Di era digital ini, hampir semua aspek kehidupan manusia mengalami perubahan yang sangat signifikan---termasuk dalam cara kita berdagang, berkomunikasi, dan menjalankan ibadah. Inilah pentingnya fikih kontemporer: menjembatani nilai-nilai syariat Islam dengan dinamika zaman tanpa mengorbankan substansi ajaran agama.

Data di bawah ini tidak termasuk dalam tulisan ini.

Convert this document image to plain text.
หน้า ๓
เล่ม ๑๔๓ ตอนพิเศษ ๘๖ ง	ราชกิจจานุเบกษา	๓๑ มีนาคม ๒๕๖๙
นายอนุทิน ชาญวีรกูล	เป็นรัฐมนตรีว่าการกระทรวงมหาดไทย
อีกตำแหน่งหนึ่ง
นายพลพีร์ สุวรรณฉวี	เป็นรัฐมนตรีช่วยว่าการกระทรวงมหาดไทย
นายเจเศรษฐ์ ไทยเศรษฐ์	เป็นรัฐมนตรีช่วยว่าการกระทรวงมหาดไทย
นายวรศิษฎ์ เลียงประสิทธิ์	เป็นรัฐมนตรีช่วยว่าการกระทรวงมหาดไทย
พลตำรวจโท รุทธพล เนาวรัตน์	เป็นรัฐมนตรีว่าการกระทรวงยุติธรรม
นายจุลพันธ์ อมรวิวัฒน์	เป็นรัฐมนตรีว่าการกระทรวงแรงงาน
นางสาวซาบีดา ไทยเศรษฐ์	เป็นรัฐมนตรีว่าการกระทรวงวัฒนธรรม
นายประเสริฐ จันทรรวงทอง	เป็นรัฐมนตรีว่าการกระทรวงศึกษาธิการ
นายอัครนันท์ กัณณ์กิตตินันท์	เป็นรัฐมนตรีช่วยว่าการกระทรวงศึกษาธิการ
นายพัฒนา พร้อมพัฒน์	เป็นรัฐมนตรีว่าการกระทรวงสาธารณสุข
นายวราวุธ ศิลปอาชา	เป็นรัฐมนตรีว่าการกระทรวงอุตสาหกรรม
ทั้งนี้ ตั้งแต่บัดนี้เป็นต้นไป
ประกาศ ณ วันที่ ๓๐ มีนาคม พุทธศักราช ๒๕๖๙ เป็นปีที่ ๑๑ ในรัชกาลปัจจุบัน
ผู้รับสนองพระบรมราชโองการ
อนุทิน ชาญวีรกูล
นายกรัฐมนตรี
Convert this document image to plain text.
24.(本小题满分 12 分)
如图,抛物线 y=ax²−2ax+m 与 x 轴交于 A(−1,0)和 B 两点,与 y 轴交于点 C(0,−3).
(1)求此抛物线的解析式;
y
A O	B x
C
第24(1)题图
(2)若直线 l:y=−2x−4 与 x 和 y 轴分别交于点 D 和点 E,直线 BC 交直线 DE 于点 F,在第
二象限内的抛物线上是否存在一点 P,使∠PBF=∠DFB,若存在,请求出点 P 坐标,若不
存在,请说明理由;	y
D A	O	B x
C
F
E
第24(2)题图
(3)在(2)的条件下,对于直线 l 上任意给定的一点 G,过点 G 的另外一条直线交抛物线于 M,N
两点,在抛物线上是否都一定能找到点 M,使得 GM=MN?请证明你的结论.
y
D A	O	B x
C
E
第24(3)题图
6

Kini, seorang Muslim dapat melakukan transaksi perdagangan melalui e-commerce, menggunakan dompet digital, bahkan melangsungkan akad nikah secara daring. Namun, pertanyaannya, apakah semua ini otomatis dianggap halal? Fikih klasik tidak membahas tentang Gopay, OVO, atau ShopeePay. Dari sini, muncul pertanyaan baru: Bagaimana hukum zakat atas uang digital? Apakah transaksi online sudah memenuhi rukun jual beli yang syar'i?
Fikih kontemporer mencoba menjawab pertanyaan-pertanyaan ini dengan metode ijtihad modern, yang menggabungkan prinsip-prinsip fiqh dengan realitas sosial yang ada. Para ulama memanfaatkan pendekatan maqashid al-syariah untuk memastikan hukum yang ditetapkan tidak hanya sah menurut teks, tetapi juga bermanfaat dalam konteks saat ini.
Tantangan fikih kontemporer tidak hanya terletak pada menjawab isu-isu tersebut, tetapi juga bagaimana hukum-hukum ini diterima oleh masyarakat. Banyak di antara mereka yang menyangka bahwa hukum Islam kini menjadi terlalu "moderat" atau "longgar. " Padahal, fikih yang relevan tidak berarti meninggalkan prinsip-prinsip dasar, melainkan menghidupkan prinsip tersebut agar sesuai dengan keadaan zaman.
Dengan pendekatan yang bijaksana, fikih kontemporer membuktikan bahwa hukum Allah selalu dapat mengikuti perkembangan zaman. Ia mampu hadir di layar smartphone, di balik kode digital, bahkan di ruang virtual---selama kita mencarinya dengan penuh pengetahuan dan kejujuran hati.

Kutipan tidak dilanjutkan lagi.